Around 5 p.m., in early March 2014, Sage Cattabriga-Alosa started hiking through the snow at Grand Targhee, pulling a Honda 3000 portable generator behind him. The plan: to project his motion art—created from Vimeo, photographs, and his drawings—onto snow and ski through it. Over the next eight nights, a 15-man crew, including photographer Adam Clark and cinematographer Todd Jones, fell into an exhausting routine. Film from 8 p.m. to 5 am. Have a beer. Pass out. Wake up. Watch some footage. Repeat. A life-long artist and skier, Sage saw his passions merge into the most unique, and rewarding, powder skiing of his life.
This is the Experience Sage Project.
"Everyone talks about combining art and sports, and that is what this truly is. We experienced that in a live space where the artist's work and vision was projected and mapped onto the snow. It was one of the more inspiring and cool and whole, complete things that I've experienced as a filmmaker, and it's hard to even put words on it. We'd meet at the projector, he'd go in, look at patterns, like, ‘What do you think?' He'd start spinning it and then he'd light map it and do his whole thing. We'd be all jazzed getting the cameras ready, then he'd hike up to the top, and 3, 2, 1, and go through it and interact with it and explode it, back down to the projector. Really, really mind blowing."
— Todd Jones, cinematographer
"It was part of the goal for all of us to share our experience through photo and video. When you're out there and suddenly you light up this tree or a slope and this piece of terrain that could easily be overlooked during the day all of a sudden comes to life, it becomes this totally different place and you really are transfixed by these shapes and colors. I was super jealous of Sage. I really wanted to ski through it. We'd see the snow up in his face and it'd be changing colors. It changed how we looked at skiing."
— Adam Clark, photographer
Sage grew up in the 500-person town of Alta, Wyoming, down the road from Grand Targhee, the ski area in the shadow of the Tetons that annually receives around 500 inches of snowfall. There, he cut his teeth skiing the same terrain where they filmed. Although Targhee was not originally among their places to shoot, cinematographers Todd and Steve Jones suggested the ski area for its roadside access to short, steep shots.
"We went out and it started dumping, like 16 inches. We were almost stuck getting out of there it snowed so much. By 1 in the morning, my tracks were fully refreshed. As the night went on, things just kept elevating. I was doing a flatspin off a mini cornice at like 3 a.m., I'd land, and it was all black because of all the new snow. That first night blew our heads off."
— Sage Cattabriga-Alosa
By the time Sage was in high school, he was drawn to art. At Central Oregon Community College, in Bend, Oregon, he took every fine arts class available. But it wasn't until a down day on a ski trip to Alaska several years later that he reconnected with it. "I remember sitting in the Tordrillo lodge at 11 at night, and all of a sudden I was like high, just buzzing. I remember just feeling this energy, like "holy shit, I'm so psyched imagining what I can do and it's happening and happening quickly!" says Sage. "Digital grabbed me, and I saw potential of the mobile studio. Suddenly I had this creative outlet. Eventually, I realized that if I wanted to make substantial art, I'd have to go deeper."

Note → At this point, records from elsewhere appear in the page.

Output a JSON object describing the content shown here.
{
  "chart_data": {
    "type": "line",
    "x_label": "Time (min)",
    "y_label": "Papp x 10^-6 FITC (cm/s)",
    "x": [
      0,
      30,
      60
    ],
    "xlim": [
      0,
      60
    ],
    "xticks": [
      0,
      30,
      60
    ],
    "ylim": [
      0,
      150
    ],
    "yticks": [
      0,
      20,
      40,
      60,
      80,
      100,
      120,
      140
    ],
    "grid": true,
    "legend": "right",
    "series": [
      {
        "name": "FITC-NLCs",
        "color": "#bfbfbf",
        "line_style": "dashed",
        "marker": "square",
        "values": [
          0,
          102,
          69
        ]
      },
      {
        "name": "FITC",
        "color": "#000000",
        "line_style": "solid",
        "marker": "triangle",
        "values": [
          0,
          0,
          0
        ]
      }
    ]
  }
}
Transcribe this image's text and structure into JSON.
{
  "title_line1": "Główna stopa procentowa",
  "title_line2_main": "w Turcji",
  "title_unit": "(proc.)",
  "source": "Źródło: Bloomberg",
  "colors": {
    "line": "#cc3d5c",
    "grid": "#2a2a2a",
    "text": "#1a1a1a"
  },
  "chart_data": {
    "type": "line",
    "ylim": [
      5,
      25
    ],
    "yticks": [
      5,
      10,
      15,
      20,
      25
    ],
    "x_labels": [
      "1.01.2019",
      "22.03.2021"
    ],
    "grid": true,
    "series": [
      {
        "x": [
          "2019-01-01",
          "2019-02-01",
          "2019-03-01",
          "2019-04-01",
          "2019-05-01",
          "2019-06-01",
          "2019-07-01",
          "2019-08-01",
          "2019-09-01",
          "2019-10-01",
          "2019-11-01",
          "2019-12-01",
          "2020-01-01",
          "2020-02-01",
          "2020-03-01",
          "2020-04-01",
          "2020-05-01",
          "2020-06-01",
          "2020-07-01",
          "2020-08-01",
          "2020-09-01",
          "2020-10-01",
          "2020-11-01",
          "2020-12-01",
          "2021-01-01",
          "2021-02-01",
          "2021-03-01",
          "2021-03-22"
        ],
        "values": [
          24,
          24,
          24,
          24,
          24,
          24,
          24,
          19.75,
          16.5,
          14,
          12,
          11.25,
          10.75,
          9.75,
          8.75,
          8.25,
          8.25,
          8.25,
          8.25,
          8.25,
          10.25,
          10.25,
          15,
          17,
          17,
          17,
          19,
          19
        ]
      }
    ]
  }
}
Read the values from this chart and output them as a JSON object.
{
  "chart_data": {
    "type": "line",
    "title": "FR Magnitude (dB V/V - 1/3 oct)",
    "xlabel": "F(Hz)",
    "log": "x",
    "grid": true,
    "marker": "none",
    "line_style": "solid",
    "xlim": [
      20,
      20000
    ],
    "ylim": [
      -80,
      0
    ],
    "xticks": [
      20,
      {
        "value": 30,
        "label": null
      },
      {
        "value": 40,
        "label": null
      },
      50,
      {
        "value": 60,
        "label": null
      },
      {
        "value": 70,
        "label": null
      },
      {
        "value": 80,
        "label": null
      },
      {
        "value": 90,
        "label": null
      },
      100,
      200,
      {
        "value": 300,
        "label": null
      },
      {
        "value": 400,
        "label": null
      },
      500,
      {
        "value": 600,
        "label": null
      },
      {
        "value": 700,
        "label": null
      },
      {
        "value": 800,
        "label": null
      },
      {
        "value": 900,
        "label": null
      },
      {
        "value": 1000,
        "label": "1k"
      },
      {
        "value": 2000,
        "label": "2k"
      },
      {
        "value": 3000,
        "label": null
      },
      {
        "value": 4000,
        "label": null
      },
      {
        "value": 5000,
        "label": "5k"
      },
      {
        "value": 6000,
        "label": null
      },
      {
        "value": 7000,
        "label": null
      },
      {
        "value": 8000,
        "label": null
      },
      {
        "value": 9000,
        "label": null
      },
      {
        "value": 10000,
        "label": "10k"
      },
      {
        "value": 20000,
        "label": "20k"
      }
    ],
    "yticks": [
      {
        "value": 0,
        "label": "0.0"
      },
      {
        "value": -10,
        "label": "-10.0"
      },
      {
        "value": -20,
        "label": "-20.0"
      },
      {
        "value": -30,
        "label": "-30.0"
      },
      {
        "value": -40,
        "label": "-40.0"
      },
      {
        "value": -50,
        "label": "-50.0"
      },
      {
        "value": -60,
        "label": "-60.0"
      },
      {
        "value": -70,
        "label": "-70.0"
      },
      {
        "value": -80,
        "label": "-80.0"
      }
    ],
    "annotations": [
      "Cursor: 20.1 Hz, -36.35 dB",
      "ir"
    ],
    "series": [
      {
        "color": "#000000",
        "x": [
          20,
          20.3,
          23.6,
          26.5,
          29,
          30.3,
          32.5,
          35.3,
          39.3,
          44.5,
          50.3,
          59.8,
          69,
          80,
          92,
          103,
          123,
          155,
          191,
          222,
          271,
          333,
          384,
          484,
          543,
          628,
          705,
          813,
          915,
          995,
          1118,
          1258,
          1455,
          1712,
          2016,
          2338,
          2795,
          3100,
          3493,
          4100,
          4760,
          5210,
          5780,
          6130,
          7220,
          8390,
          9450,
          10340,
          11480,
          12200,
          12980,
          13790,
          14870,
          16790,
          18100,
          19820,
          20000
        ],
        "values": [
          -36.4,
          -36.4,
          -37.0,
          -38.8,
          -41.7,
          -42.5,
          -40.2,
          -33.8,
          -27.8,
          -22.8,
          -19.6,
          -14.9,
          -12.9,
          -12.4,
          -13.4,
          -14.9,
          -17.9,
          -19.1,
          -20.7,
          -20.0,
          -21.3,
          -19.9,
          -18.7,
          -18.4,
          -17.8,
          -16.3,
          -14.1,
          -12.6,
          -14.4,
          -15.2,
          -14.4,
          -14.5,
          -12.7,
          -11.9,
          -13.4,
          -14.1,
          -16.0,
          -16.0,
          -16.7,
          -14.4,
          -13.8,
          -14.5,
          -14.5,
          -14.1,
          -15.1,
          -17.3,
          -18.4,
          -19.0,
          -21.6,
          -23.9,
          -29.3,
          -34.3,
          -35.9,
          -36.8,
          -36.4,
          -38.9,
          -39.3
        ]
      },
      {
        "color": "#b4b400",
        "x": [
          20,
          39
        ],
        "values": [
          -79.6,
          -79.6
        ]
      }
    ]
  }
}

The roots of Sage's art are widespread. Artist Andrew Jones, who is known as an electro-mineralist for blending electricity with tools formed from the earth to promote social change through live art performances, inspired Sage to use Photoshop, Zbrush, and Painter programs instead of paints and brushes. The digital programs also fit the nomadic lifestyle of a professional skier. While attending a music festivals, Sage noticed art projected onto music stages. He met the artist, named Random Rab, and began integrating projections with his own art.
"Basically what I would use is Creative Commons motion graphics that I found on Vimeo from VJ artists that gave me free stuff to use how I want. I bought stock images that were compelling with graphics and 3D stuff that I could put some motion to in a VJ program, and blend with my own art and photos. So I was balancing that sample law ground that's similar to hip-hop with that remix kind of style but not blatantly ripping stuff off. So each night and each setup, I would come with this packet of images, and then I'd go sit at the computer for a few minutes and start to put something together with a combination of images reacting together, as well as using 3D mapping software that allows for this huge amount of creativity—making shapes out of nothing. What was being projected was a live art piece created with the structure of pre-made stuff."